The states were again asked to formulate a plan last fall, which resulted in six of the states proposing a plan where the bulk of the cuts come from California, and California releasing its own plan that suggested that the majority of the cuts come from Arizona.
The third attempt might be the charm. With its analysis this week, the federal government has made it clear that it is willing to take action to solve this problem.
In addition, officials from Arizona and Nevada appear to be amicable to the proposed cuts.
At a news conference announcing the results of the assessment, Tom Buschatzke, Arizona’s lead negotiator in the Colorado River, and John Entsminger, the lead negotiator for Nevada, both said they were generally in favor of an equitable approach to reductions.

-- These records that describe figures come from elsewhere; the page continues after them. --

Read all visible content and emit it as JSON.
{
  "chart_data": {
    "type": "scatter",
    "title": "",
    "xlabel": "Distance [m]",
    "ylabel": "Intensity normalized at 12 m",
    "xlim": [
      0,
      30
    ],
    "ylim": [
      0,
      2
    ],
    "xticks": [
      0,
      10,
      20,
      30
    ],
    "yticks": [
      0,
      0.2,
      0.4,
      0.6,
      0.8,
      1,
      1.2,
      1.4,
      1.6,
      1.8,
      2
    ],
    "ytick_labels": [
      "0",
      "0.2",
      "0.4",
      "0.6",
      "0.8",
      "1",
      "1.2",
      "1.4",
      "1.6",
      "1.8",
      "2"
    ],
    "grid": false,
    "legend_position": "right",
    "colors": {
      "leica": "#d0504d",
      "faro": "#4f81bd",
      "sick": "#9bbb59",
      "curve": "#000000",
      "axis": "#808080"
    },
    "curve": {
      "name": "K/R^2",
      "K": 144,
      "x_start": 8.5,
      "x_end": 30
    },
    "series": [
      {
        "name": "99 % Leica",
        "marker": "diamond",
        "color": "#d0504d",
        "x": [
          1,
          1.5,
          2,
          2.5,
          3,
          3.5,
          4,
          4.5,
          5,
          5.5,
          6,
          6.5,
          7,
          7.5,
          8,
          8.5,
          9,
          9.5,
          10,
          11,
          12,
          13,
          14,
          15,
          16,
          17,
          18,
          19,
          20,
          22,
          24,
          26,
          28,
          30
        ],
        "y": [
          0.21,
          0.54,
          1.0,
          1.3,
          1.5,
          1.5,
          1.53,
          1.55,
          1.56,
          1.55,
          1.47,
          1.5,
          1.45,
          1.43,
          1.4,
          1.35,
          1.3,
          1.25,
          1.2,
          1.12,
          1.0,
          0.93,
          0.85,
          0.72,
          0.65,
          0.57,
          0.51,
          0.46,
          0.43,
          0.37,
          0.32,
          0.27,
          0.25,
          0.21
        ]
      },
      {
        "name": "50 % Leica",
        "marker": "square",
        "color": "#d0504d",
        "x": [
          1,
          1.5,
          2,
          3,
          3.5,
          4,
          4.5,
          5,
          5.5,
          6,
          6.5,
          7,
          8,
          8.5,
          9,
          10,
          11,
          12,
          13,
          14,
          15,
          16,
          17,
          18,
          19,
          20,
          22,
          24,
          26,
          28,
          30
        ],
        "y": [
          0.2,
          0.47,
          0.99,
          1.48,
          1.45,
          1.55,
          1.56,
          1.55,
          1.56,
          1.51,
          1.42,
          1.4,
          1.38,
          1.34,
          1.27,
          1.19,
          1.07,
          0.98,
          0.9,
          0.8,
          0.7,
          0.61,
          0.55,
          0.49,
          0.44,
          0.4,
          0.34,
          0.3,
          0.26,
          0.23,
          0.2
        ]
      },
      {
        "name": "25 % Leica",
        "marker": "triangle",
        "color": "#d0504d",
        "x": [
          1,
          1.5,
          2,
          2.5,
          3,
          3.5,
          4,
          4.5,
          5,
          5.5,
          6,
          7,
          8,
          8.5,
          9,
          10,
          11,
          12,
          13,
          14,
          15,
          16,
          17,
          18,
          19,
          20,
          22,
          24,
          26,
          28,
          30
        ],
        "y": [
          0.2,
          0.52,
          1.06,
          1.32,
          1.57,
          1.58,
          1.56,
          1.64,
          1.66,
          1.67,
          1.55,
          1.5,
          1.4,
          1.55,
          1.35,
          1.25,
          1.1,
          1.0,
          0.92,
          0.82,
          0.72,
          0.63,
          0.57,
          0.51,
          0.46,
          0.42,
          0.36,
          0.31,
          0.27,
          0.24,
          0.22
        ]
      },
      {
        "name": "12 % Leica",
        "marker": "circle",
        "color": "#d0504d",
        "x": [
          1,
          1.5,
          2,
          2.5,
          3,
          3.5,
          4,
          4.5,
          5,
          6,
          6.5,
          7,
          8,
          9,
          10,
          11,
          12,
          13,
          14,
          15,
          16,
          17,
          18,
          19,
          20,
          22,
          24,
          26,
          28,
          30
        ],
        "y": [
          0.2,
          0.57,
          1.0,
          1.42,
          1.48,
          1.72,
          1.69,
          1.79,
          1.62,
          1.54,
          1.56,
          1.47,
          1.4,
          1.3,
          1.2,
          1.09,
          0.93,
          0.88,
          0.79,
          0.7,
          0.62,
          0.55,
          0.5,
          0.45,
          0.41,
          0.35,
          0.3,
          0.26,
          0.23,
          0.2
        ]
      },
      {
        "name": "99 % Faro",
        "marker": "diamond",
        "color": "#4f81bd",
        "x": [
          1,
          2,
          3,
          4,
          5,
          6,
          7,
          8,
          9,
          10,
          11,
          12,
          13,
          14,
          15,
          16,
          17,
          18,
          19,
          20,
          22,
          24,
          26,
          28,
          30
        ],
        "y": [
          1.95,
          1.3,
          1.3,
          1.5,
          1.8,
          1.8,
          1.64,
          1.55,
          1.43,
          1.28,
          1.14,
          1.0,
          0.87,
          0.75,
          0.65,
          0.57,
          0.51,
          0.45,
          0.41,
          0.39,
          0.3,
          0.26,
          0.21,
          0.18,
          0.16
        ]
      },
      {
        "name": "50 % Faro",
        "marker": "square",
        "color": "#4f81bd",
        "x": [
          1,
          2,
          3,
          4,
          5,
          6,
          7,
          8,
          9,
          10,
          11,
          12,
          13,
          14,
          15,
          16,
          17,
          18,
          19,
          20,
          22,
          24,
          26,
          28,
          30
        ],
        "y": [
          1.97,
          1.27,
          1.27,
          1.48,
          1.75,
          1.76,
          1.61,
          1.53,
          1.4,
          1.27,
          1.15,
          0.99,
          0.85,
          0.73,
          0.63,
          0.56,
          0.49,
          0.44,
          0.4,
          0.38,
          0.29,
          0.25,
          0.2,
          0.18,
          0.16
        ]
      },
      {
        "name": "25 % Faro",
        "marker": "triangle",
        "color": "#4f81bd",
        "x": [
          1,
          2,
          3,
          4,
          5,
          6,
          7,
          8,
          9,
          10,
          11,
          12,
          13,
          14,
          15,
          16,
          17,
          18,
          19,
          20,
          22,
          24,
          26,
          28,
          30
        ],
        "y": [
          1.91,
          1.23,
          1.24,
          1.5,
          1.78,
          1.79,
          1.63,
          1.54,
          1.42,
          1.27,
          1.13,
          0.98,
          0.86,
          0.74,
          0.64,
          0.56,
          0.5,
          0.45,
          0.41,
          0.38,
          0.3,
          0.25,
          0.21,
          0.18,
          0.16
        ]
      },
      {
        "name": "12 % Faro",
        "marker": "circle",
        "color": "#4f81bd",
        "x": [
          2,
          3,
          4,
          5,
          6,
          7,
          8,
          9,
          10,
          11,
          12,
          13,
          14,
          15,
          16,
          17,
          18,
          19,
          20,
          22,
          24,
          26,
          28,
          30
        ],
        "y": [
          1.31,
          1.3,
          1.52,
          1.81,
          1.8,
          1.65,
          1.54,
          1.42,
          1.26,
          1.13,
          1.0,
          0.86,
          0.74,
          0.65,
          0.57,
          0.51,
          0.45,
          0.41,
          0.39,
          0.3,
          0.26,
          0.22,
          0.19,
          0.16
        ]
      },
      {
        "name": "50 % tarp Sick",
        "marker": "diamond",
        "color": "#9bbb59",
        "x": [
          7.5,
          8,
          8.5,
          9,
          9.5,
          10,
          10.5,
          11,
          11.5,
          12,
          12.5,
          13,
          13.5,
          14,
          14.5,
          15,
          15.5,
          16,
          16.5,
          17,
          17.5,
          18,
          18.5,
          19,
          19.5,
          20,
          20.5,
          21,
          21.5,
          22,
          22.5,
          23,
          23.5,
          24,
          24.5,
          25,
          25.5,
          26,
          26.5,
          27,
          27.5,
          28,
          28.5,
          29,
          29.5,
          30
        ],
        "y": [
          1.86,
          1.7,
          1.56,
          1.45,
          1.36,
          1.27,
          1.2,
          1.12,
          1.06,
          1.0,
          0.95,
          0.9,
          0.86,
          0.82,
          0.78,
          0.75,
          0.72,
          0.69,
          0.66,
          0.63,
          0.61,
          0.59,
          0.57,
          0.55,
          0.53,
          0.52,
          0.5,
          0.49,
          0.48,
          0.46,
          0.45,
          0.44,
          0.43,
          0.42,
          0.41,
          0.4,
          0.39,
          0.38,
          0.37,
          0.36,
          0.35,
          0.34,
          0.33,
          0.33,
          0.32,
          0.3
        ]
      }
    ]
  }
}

But, California may still prove to be a roadblock. The Metropolitan Water District of Southern California, one of the largest users of Colorado River water, has made it clear it is not thrilled with the plans and cuts proposed by the federal government.
“The alternatives released today by Reclamation underscore the need for the Basin states to work together to develop collaborative solutions to protect the Colorado River and its infrastructure,” Adel Hagekjalil, the general manger of the Metropolitan Water District of Southern California, said in a statement. “Based on our initial assessment of the draft SEIS, neither of the action alternatives presented today is ideal. Both include significant supply cuts that would hurt Metropolitan and our partners across the Basin. There is a better way to manage the river.”
A final analysis, which may include other options yet to be explored, is expected to be released this summer, but in a statement to the New York Times, Tommy Beaudreau, the deputy secretary for the Interior Department, said that he would prefer the states that rely on the Colorado River to reach an agreement among themselves instead of the federal government getting involved and imposing reductions.